Les substances étrangères contenues dans la bière qui n’a pas été clarifiée rendent cette boisson malsaine, désagréable à boire, et de plus l’empêchent de se conserver. On la clarifie ordinairement avec de la colle de poisson, ou des pieds de veau ; mais la première de ces substances est d’un prix assez élevé, et il n’est pas toujours facile de se procurer la seconde. On peut employer au même usage une décoction de graine de lin, et voici comment il faut procéder. Pour une quantité de 250 à 300 litres de bière, on prend un demi-litre de graines de lin, qu’on lave d’abord dans un peu d’eau froide et qu’on fait ensuite bouillir dans 5 ou 6 litres d’eau, pendant une heure, en remplaçant de temps à autre par une nouvelle quantité d’eau chaude celle qui s’est évaporée. On obtient ainsi une décoction épaisse et mucilagineuse qu’on sépare des graines après un quart d’heure de repos, et qu’on verse dans le moût une demi-heure avant d’y ajouter le houblon.

Quand la bière commence à se gâter dans un tonneau en vidange, on soutire ce qu’on veut consommer et on y jette une cuillerée de poudre de coquilles d’huîtres calcinées ; au bout d’une demi-heure, la bière est claire et bonne à boire.

Il peut arriver que la bière soit altérée par les vases et appareils qui servent à sa fabrication.
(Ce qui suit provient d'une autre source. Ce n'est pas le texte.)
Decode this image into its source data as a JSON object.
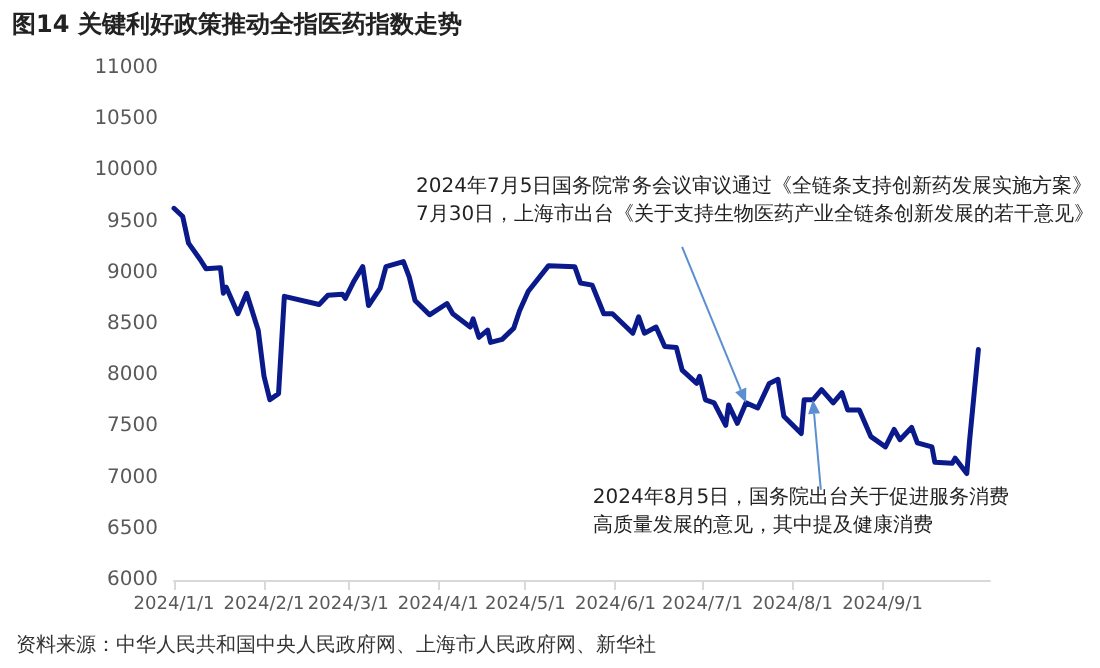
{
  "chart_data": {
    "type": "line",
    "title": "图14 关键利好政策推动全指医药指数走势",
    "x": [
      "2024-01-01",
      "2024-01-04",
      "2024-01-06",
      "2024-01-10",
      "2024-01-12",
      "2024-01-17",
      "2024-01-18",
      "2024-01-19",
      "2024-01-23",
      "2024-01-26",
      "2024-01-30",
      "2024-02-01",
      "2024-02-03",
      "2024-02-06",
      "2024-02-08",
      "2024-02-20",
      "2024-02-23",
      "2024-02-28",
      "2024-02-29",
      "2024-03-03",
      "2024-03-06",
      "2024-03-08",
      "2024-03-12",
      "2024-03-14",
      "2024-03-20",
      "2024-03-22",
      "2024-03-24",
      "2024-03-29",
      "2024-04-04",
      "2024-04-06",
      "2024-04-12",
      "2024-04-13",
      "2024-04-15",
      "2024-04-18",
      "2024-04-19",
      "2024-04-23",
      "2024-04-27",
      "2024-04-29",
      "2024-05-02",
      "2024-05-09",
      "2024-05-18",
      "2024-05-20",
      "2024-05-24",
      "2024-05-28",
      "2024-05-31",
      "2024-06-07",
      "2024-06-09",
      "2024-06-11",
      "2024-06-15",
      "2024-06-18",
      "2024-06-22",
      "2024-06-24",
      "2024-06-29",
      "2024-06-30",
      "2024-07-02",
      "2024-07-05",
      "2024-07-09",
      "2024-07-10",
      "2024-07-13",
      "2024-07-16",
      "2024-07-20",
      "2024-07-24",
      "2024-07-27",
      "2024-07-29",
      "2024-08-04",
      "2024-08-05",
      "2024-08-08",
      "2024-08-11",
      "2024-08-15",
      "2024-08-18",
      "2024-08-20",
      "2024-08-24",
      "2024-08-28",
      "2024-09-02",
      "2024-09-05",
      "2024-09-07",
      "2024-09-11",
      "2024-09-13",
      "2024-09-18",
      "2024-09-19",
      "2024-09-25",
      "2024-09-26",
      "2024-09-30",
      "2024-10-01",
      "2024-10-04"
    ],
    "series": [
      {
        "color": "#0b1a8a",
        "values": [
          9630,
          9550,
          9290,
          9130,
          9040,
          9050,
          8800,
          8860,
          8600,
          8800,
          8440,
          7990,
          7760,
          7820,
          8770,
          8690,
          8780,
          8790,
          8750,
          8920,
          9060,
          8680,
          8850,
          9060,
          9110,
          8960,
          8730,
          8590,
          8700,
          8600,
          8470,
          8550,
          8370,
          8440,
          8320,
          8350,
          8460,
          8630,
          8820,
          9070,
          9060,
          8900,
          8880,
          8600,
          8600,
          8410,
          8570,
          8410,
          8470,
          8280,
          8270,
          8050,
          7920,
          7990,
          7760,
          7730,
          7510,
          7710,
          7530,
          7730,
          7680,
          7920,
          7960,
          7600,
          7430,
          7760,
          7760,
          7860,
          7730,
          7830,
          7660,
          7660,
          7400,
          7300,
          7470,
          7370,
          7490,
          7340,
          7300,
          7150,
          7140,
          7190,
          7040,
          7370,
          8250
        ]
      }
    ],
    "xlim": [
      "2024-01-01",
      "2024-10-08"
    ],
    "xticks": [
      {
        "value": "2024-01-01",
        "label": "2024/1/1"
      },
      {
        "value": "2024-02-01",
        "label": "2024/2/1"
      },
      {
        "value": "2024-03-01",
        "label": "2024/3/1"
      },
      {
        "value": "2024-04-01",
        "label": "2024/4/1"
      },
      {
        "value": "2024-05-01",
        "label": "2024/5/1"
      },
      {
        "value": "2024-06-01",
        "label": "2024/6/1"
      },
      {
        "value": "2024-07-01",
        "label": "2024/7/1"
      },
      {
        "value": "2024-08-01",
        "label": "2024/8/1"
      },
      {
        "value": "2024-09-01",
        "label": "2024/9/1"
      }
    ],
    "ylim": [
      6000,
      11000
    ],
    "yticks": [
      6000,
      6500,
      7000,
      7500,
      8000,
      8500,
      9000,
      9500,
      10000,
      10500,
      11000
    ],
    "grid": false,
    "marker": "none",
    "line_style": "solid",
    "annotations": [
      {
        "text": "2024年7月5日国务院常务会议审议通过《全链条支持创新药发展实施方案》\n7月30日，上海市出台《关于支持生物医药产业全链条创新发展的若干意见》",
        "x": "2024-07-16",
        "y": 7730
      },
      {
        "text": "2024年8月5日，国务院出台关于促进服务消费高质量发展的意见，其中提及健康消费",
        "x": "2024-08-08",
        "y": 7760
      },
      "资料来源：中华人民共和国中央人民政府网、上海市人民政府网、新华社"
    ]
  }
}
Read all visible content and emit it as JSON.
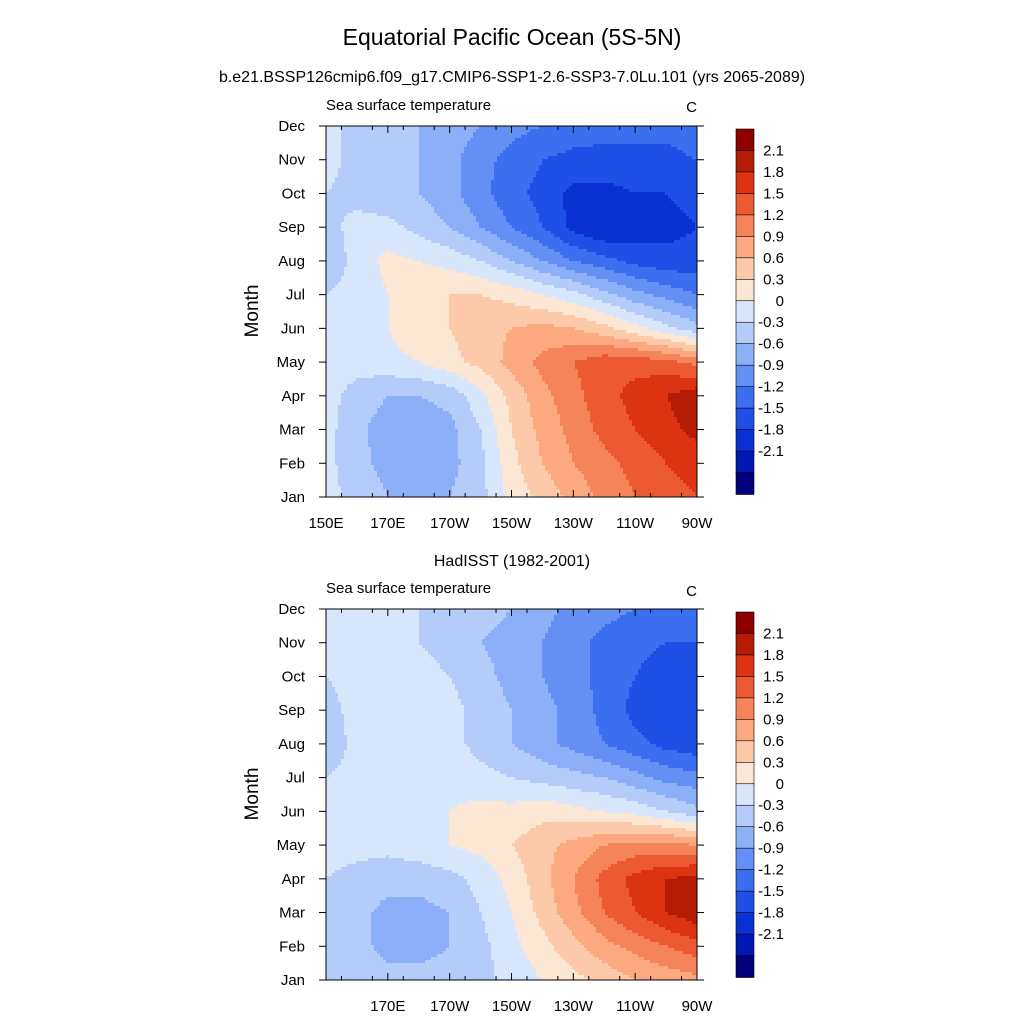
{
  "title": "Equatorial Pacific Ocean (5S-5N)",
  "subtitle": "b.e21.BSSP126cmip6.f09_g17.CMIP6-SSP1-2.6-SSP3-7.0Lu.101 (yrs 2065-2089)",
  "colors": [
    "#00007c",
    "#0018b4",
    "#0a32d2",
    "#1e50e6",
    "#3c6ef0",
    "#6490f5",
    "#8cb0f8",
    "#b4ccfa",
    "#d8e6fc",
    "#fce6d4",
    "#fccaa8",
    "#fca880",
    "#f6845a",
    "#ec5a34",
    "#dc3412",
    "#b41c06",
    "#8c0000"
  ],
  "chart_data": [
    {
      "type": "heatmap",
      "panel_title": "",
      "left_label": "Sea surface temperature",
      "right_label": "C",
      "ylabel": "Month",
      "xlabel": "",
      "x_ticks": [
        "150E",
        "170E",
        "170W",
        "150W",
        "130W",
        "110W",
        "90W"
      ],
      "y_ticks": [
        "Jan",
        "Feb",
        "Mar",
        "Apr",
        "May",
        "Jun",
        "Jul",
        "Aug",
        "Sep",
        "Oct",
        "Nov",
        "Dec"
      ],
      "x_range": [
        150,
        270
      ],
      "colorbar_labels": [
        "2.1",
        "1.8",
        "1.5",
        "1.2",
        "0.9",
        "0.6",
        "0.3",
        "0",
        "-0.3",
        "-0.6",
        "-0.9",
        "-1.2",
        "-1.5",
        "-1.8",
        "-2.1"
      ],
      "lon": [
        150,
        160,
        170,
        180,
        190,
        200,
        210,
        220,
        230,
        240,
        250,
        260,
        270
      ],
      "months": [
        "Jan",
        "Feb",
        "Mar",
        "Apr",
        "May",
        "Jun",
        "Jul",
        "Aug",
        "Sep",
        "Oct",
        "Nov",
        "Dec"
      ],
      "values": [
        [
          0.1,
          -0.1,
          -0.3,
          -0.3,
          -0.3,
          -0.1,
          0.4,
          0.7,
          1.0,
          1.3,
          1.5,
          1.7,
          1.8
        ],
        [
          0.1,
          -0.2,
          -0.4,
          -0.5,
          -0.4,
          -0.1,
          0.5,
          0.9,
          1.2,
          1.4,
          1.6,
          1.8,
          1.9
        ],
        [
          0.1,
          -0.2,
          -0.5,
          -0.5,
          -0.4,
          0.0,
          0.6,
          1.0,
          1.3,
          1.6,
          1.8,
          2.0,
          2.2
        ],
        [
          0.1,
          -0.1,
          -0.3,
          -0.3,
          -0.2,
          0.2,
          0.7,
          1.1,
          1.4,
          1.7,
          1.9,
          2.1,
          2.3
        ],
        [
          0.1,
          0.1,
          0.2,
          0.3,
          0.5,
          0.7,
          1.0,
          1.3,
          1.5,
          1.7,
          1.7,
          1.6,
          1.4
        ],
        [
          0.1,
          0.2,
          0.3,
          0.5,
          0.6,
          0.8,
          0.9,
          1.0,
          0.9,
          0.7,
          0.4,
          0.1,
          -0.2
        ],
        [
          0.0,
          0.1,
          0.3,
          0.5,
          0.6,
          0.6,
          0.5,
          0.3,
          0.1,
          -0.2,
          -0.5,
          -0.7,
          -0.9
        ],
        [
          -0.2,
          0.1,
          0.4,
          0.3,
          0.2,
          0.0,
          -0.3,
          -0.6,
          -0.9,
          -1.1,
          -1.3,
          -1.4,
          -1.4
        ],
        [
          -0.1,
          0.1,
          0.1,
          -0.1,
          -0.3,
          -0.6,
          -0.9,
          -1.2,
          -1.6,
          -1.8,
          -1.7,
          -1.6,
          -1.5
        ],
        [
          0.0,
          -0.1,
          -0.2,
          -0.3,
          -0.5,
          -0.8,
          -1.1,
          -1.3,
          -1.6,
          -1.6,
          -1.5,
          -1.5,
          -1.4
        ],
        [
          0.1,
          -0.1,
          -0.2,
          -0.3,
          -0.5,
          -0.8,
          -1.0,
          -1.2,
          -1.3,
          -1.3,
          -1.3,
          -1.3,
          -1.2
        ],
        [
          0.1,
          -0.1,
          -0.2,
          -0.3,
          -0.4,
          -0.6,
          -0.8,
          -0.9,
          -1.0,
          -1.1,
          -1.1,
          -1.1,
          -1.0
        ]
      ]
    },
    {
      "type": "heatmap",
      "panel_title": "HadISST (1982-2001)",
      "left_label": "Sea surface temperature",
      "right_label": "C",
      "ylabel": "Month",
      "xlabel": "",
      "x_ticks": [
        "",
        "170E",
        "170W",
        "150W",
        "130W",
        "110W",
        "90W"
      ],
      "y_ticks": [
        "Jan",
        "Feb",
        "Mar",
        "Apr",
        "May",
        "Jun",
        "Jul",
        "Aug",
        "Sep",
        "Oct",
        "Nov",
        "Dec"
      ],
      "x_range": [
        150,
        270
      ],
      "colorbar_labels": [
        "2.1",
        "1.8",
        "1.5",
        "1.2",
        "0.9",
        "0.6",
        "0.3",
        "0",
        "-0.3",
        "-0.6",
        "-0.9",
        "-1.2",
        "-1.5",
        "-1.8",
        "-2.1"
      ],
      "lon": [
        150,
        160,
        170,
        180,
        190,
        200,
        210,
        220,
        230,
        240,
        250,
        260,
        270
      ],
      "months": [
        "Jan",
        "Feb",
        "Mar",
        "Apr",
        "May",
        "Jun",
        "Jul",
        "Aug",
        "Sep",
        "Oct",
        "Nov",
        "Dec"
      ],
      "values": [
        [
          -0.1,
          -0.1,
          -0.2,
          -0.2,
          -0.2,
          -0.1,
          0.1,
          0.3,
          0.5,
          0.7,
          0.9,
          1.0,
          1.1
        ],
        [
          -0.1,
          -0.2,
          -0.4,
          -0.4,
          -0.3,
          -0.1,
          0.2,
          0.5,
          0.8,
          1.1,
          1.3,
          1.5,
          1.7
        ],
        [
          -0.1,
          -0.2,
          -0.4,
          -0.4,
          -0.3,
          0.0,
          0.3,
          0.7,
          1.1,
          1.5,
          1.8,
          2.1,
          2.3
        ],
        [
          0.0,
          -0.1,
          -0.2,
          -0.2,
          -0.1,
          0.1,
          0.4,
          0.8,
          1.2,
          1.6,
          1.9,
          2.1,
          2.2
        ],
        [
          0.1,
          0.1,
          0.1,
          0.2,
          0.3,
          0.4,
          0.6,
          0.8,
          1.0,
          1.2,
          1.3,
          1.3,
          1.2
        ],
        [
          0.1,
          0.2,
          0.2,
          0.3,
          0.3,
          0.4,
          0.4,
          0.5,
          0.4,
          0.3,
          0.2,
          0.0,
          -0.2
        ],
        [
          0.0,
          0.1,
          0.2,
          0.2,
          0.2,
          0.1,
          0.0,
          -0.1,
          -0.2,
          -0.3,
          -0.5,
          -0.7,
          -0.8
        ],
        [
          -0.2,
          0.1,
          0.2,
          0.2,
          0.1,
          -0.1,
          -0.3,
          -0.5,
          -0.7,
          -0.9,
          -1.1,
          -1.3,
          -1.4
        ],
        [
          -0.1,
          0.1,
          0.3,
          0.2,
          0.1,
          -0.1,
          -0.3,
          -0.5,
          -0.7,
          -1.0,
          -1.3,
          -1.5,
          -1.5
        ],
        [
          0.0,
          0.1,
          0.1,
          0.1,
          0.0,
          -0.2,
          -0.4,
          -0.6,
          -0.8,
          -1.0,
          -1.2,
          -1.4,
          -1.4
        ],
        [
          0.1,
          0.1,
          0.1,
          0.0,
          -0.1,
          -0.3,
          -0.4,
          -0.6,
          -0.8,
          -1.0,
          -1.1,
          -1.2,
          -1.2
        ],
        [
          0.1,
          0.1,
          0.0,
          0.0,
          -0.1,
          -0.2,
          -0.3,
          -0.5,
          -0.7,
          -0.8,
          -0.9,
          -1.0,
          -1.0
        ]
      ]
    }
  ]
}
On reconnaît la présence du cuivre en faisant évaporer la bière, et après avoir incinéré le résidu, en traitant les cendres par l’acide azotique étendu ; on obtient alors un liquide bleuâtre qui prend, par l’ammoniaque, une teinte bleue beaucoup plus foncée, et qui donne, par le cyanure jaune, un précipité brun rougeâtre. La présence du plomb peut être reconnue par le précipité blanc que fait naître le sulfate de soude.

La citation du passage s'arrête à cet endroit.